Özgenç, yaptığı yazılı açıklamada, mesleki eğitimin önünün 13 yıl önce kesildiğini belirterek, yapılan bu engellemelerin bir neticesi olarak Türkiye'deki işsizlik oranının yüzde 14'ler seviyesine çıktığını savundu. Benzer bir şekilde yüksek öğretimde de başörtülü eğitimin engellenmesiyle gençlerin eğitimden yoksun kaldığını anlatan Özgenç, "Yüksek öğrenimlerini tamamlamak üzere imkânı olanlar mecburen yurt dışına gittiler. Bu durum da ülkemiz adına milyonlarca dolar paraya mal oldu. Şimdi aynı şekilde Danıştay 8. Dairesi, 2010 ALES sonbahar dönemi kılavuzundaki kılık kıyafetle ilgili düzenlemelerin yürütmesini oy birliğiyle durdurma kararı vermesi anlaşılır gibi değil." ifadelerini kullandı.

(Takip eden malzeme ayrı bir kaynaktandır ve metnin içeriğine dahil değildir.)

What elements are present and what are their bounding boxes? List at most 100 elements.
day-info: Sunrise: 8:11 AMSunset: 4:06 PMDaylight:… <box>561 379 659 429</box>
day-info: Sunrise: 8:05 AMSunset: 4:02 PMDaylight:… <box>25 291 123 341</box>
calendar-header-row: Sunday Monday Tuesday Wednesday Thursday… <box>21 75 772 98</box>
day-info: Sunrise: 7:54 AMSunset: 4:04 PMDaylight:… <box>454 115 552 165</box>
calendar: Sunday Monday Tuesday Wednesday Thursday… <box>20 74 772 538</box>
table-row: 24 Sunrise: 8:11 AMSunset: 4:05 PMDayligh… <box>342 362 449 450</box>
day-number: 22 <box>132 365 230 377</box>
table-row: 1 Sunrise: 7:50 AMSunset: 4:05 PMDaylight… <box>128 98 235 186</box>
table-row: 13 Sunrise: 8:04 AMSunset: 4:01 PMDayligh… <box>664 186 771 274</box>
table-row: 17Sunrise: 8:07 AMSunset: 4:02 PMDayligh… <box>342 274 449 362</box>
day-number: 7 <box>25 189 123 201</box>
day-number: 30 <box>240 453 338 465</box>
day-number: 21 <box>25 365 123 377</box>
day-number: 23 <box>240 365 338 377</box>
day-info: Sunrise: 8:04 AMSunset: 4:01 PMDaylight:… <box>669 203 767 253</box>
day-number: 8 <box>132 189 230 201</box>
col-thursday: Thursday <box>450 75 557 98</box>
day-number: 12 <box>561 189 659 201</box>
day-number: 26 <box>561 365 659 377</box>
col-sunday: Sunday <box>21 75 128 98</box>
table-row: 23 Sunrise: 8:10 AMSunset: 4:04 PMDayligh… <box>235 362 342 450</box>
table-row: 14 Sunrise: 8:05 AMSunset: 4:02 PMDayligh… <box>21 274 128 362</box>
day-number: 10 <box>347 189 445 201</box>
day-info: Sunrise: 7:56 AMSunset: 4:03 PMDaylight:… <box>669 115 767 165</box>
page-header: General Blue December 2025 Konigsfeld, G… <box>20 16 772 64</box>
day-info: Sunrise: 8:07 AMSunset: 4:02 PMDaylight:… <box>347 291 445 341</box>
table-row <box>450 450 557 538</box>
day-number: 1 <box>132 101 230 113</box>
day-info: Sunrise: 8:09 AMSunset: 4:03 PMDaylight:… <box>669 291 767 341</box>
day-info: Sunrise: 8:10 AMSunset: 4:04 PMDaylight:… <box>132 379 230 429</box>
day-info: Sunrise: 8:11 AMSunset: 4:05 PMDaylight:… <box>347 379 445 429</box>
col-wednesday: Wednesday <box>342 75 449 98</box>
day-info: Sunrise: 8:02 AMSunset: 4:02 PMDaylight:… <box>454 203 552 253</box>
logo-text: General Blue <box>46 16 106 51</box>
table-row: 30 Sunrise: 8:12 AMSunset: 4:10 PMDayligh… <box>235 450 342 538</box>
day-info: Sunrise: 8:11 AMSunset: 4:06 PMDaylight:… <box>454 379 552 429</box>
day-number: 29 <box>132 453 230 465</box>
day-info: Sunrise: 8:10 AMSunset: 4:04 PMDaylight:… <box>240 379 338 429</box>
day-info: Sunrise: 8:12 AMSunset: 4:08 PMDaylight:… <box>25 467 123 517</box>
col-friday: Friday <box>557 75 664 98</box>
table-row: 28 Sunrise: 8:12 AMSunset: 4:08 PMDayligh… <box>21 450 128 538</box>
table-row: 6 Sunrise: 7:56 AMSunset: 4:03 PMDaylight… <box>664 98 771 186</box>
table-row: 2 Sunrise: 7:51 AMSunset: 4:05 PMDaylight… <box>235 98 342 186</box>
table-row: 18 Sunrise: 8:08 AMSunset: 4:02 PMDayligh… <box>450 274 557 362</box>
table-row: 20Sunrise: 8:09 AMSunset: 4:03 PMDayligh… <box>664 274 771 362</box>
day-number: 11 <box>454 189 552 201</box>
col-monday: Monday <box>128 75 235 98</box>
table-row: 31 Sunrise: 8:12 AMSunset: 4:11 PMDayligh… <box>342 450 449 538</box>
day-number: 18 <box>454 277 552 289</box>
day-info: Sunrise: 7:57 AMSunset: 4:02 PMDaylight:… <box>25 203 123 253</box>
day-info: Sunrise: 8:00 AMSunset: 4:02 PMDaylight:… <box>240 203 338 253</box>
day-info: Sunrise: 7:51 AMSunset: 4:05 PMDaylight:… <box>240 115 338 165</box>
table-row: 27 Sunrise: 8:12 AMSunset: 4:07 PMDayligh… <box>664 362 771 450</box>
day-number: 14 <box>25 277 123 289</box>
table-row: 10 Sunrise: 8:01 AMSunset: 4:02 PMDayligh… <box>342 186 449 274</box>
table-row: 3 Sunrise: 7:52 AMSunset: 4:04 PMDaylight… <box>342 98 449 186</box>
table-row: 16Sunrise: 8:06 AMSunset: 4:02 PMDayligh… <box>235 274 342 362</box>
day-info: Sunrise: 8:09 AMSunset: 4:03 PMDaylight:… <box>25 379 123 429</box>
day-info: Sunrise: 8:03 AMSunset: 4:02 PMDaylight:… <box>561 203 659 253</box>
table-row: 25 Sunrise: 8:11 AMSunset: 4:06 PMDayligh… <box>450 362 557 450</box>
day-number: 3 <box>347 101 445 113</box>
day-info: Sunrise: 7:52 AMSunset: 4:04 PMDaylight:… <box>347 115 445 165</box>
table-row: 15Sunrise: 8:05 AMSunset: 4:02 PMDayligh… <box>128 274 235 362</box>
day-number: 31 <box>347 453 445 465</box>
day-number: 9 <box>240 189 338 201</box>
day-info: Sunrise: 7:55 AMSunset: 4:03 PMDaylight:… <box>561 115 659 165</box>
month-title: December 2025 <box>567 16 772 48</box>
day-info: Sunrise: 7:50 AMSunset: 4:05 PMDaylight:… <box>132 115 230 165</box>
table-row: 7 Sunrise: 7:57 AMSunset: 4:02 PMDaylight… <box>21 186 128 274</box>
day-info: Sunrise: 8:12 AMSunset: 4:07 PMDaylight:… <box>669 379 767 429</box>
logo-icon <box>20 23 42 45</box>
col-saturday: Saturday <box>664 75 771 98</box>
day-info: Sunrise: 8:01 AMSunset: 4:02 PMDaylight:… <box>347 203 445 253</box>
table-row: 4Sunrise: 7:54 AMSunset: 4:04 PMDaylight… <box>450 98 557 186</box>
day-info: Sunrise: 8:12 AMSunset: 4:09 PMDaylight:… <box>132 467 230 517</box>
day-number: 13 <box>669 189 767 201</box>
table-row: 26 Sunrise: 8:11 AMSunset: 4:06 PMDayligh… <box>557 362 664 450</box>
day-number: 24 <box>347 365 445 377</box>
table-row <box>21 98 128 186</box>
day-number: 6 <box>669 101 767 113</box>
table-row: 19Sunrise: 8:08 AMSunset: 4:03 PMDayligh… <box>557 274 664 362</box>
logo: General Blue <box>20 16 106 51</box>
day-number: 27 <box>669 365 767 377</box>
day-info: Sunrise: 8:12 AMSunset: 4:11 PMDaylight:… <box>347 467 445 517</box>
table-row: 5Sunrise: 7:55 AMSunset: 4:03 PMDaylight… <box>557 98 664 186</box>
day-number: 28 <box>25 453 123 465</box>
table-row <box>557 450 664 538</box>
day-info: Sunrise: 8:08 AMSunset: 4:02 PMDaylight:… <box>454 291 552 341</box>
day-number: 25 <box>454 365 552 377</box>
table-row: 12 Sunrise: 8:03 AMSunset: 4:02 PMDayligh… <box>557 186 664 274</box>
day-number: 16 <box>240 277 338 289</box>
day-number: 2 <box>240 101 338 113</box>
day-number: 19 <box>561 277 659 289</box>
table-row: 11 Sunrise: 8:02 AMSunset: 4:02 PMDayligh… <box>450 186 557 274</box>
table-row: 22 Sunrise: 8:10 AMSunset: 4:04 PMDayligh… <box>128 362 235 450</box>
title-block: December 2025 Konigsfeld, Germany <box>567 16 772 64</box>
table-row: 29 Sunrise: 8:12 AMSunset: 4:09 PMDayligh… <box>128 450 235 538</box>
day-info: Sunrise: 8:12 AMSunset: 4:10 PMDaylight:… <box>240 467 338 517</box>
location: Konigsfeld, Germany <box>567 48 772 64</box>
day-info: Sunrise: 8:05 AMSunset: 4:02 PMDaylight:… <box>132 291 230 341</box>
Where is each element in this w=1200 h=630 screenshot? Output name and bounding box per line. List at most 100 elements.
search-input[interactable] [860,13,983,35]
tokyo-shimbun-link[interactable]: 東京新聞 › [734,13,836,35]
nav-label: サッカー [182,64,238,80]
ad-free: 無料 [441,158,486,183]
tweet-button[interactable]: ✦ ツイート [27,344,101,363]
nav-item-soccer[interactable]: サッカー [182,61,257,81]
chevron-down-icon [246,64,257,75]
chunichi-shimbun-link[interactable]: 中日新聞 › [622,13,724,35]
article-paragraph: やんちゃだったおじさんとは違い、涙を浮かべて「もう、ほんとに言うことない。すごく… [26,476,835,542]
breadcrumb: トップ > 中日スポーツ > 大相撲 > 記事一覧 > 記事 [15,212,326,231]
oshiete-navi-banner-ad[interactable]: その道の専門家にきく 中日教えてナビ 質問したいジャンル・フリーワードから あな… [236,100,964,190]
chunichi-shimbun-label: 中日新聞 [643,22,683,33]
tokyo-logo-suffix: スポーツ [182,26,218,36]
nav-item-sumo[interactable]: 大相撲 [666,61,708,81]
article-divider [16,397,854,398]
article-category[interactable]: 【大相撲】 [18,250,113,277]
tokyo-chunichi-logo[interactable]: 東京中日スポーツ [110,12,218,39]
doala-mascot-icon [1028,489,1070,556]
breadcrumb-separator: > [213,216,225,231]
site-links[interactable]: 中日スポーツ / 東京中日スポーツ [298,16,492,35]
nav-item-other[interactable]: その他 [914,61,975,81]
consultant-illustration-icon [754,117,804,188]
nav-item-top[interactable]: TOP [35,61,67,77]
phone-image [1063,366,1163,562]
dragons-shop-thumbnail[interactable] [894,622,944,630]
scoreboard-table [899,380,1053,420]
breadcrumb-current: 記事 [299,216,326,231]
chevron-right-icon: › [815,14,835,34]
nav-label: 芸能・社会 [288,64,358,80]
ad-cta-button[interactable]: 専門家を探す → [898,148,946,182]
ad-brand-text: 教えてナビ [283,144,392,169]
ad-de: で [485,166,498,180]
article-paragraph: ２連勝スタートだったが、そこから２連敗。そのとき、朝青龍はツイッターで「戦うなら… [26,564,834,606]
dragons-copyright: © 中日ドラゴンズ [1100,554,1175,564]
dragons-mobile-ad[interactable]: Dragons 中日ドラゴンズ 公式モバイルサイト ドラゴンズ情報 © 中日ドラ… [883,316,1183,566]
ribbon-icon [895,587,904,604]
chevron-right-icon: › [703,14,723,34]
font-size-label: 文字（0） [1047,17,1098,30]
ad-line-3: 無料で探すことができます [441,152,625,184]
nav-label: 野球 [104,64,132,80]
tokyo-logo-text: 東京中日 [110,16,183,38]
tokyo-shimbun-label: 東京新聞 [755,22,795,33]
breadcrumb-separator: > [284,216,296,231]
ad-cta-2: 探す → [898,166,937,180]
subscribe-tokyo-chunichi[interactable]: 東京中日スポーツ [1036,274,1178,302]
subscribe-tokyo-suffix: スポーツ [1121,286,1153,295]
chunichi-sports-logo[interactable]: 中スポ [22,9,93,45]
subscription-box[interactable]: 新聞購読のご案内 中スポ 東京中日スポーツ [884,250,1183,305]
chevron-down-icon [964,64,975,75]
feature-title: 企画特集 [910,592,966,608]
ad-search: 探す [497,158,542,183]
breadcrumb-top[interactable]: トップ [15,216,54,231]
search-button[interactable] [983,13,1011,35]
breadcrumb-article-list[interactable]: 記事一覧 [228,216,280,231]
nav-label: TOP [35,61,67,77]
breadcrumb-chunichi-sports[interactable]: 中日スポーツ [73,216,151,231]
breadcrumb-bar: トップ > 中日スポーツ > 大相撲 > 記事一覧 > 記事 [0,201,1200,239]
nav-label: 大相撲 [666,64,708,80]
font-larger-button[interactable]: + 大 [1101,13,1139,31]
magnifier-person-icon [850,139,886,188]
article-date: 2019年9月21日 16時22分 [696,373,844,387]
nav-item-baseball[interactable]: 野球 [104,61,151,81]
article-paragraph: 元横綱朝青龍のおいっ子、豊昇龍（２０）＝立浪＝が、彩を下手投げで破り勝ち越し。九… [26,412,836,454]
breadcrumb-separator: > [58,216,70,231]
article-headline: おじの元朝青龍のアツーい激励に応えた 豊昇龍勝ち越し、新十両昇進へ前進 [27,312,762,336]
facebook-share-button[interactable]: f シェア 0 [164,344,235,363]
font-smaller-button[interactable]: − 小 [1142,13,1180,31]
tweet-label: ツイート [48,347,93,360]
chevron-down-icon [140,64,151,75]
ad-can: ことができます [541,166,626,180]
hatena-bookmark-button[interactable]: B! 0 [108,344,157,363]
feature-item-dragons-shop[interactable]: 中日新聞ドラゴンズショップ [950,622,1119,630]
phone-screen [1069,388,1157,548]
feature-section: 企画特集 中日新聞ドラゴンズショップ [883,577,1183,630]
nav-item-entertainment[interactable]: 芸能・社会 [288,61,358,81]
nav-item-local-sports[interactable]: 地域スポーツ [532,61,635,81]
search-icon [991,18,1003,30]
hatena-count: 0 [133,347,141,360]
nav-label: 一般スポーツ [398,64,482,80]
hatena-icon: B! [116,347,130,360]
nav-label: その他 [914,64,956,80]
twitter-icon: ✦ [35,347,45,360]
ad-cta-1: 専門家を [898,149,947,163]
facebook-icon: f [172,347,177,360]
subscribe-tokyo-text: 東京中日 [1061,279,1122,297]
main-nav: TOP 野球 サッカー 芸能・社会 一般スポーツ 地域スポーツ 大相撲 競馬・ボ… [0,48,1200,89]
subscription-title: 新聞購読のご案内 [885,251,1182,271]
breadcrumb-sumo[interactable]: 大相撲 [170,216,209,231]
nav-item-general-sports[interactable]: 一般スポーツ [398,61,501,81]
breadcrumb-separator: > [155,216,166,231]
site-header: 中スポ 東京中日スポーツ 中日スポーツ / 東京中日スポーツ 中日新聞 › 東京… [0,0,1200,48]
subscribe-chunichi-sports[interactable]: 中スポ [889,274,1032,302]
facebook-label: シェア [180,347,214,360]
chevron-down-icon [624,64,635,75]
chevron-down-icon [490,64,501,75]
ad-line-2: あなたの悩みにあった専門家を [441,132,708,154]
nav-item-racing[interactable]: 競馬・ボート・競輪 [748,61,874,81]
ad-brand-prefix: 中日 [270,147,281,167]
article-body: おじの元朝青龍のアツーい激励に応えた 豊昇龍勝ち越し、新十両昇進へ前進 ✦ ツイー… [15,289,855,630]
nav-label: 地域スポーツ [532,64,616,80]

Türkiye'nin bunu hak etmediğinin altını çizen Özgenç açıklamasını şöyle sürdürdü: "Dünya devletleri uzay bilimleriyle uğraşırken bizim ülkemizde başörtüsü meselesi sorun haline getiriliyor. Gülünç gerekçelerle başörtüsüne engel olunmak istenmesini anlamış değiliz. Kararın hukuki olmadığını düşünüyoruz. Türkiye kadar vatandaşının kılık kıyafetiyle uğraşan belki de bir başka ülke yoktur. Oluşturulan sanal başörtüsü fobisi kafalardan silinmelidir. Korkuya yenilemeyiz. Her bireyin kılık kıyafet özgürlüğü vardır. Ve bu özgürlük uydurma bahaneler, basmakalıp fikirler ve gülünç gerekçeler ile engellenmemeli. Bu durum insanlarımızda uzun vadeli telafisi mümkün olmayan hasarlar veriyor."
Ekonomik büyümenin yolunun kızların okumasından geçtiğinin altını çizen Özgenç, "Ekonomik krizin yükünü kızlar çekiyor. Bazıları eğitimini tamlayamadığı için diploma sahibi olamadılar. Diploması olanlarda iş bulma açısından erkeklere göre kızların dezavantajlı durumları nedeniyle iş bulamadılar. Kadının iş gücüne katılımında dünya ortalamasında çok gerilerdeyiz. Ülkemizi geleceğe taşımak için kızların okuması lazım. Bu bağlamda ekonomik büyümenin yolu kızların okumasından geçer. "Haydi, kızlar okula" kampanyalarını boşuna mı yaptık. Kızlarımızı okutalım ülkemiz de eğitim seviyesini daha yukarılara çıkarmak için gayret göstereceğimiz yerde sudan sebepler ile eğitimi engelliyoruz." dedi.
Özgenç, bazı baro ve sendikaların kendi işleriyle uğraşacakları yerde üzerlerine vazife olmayan mesleki eğitim ve başörtüsü konusunda mahkemelere müracaatta bulunarak, sırf ideolojik saplantıları nedeniyle insanların özgürlüklerine mani olmalarını da eleştirdi.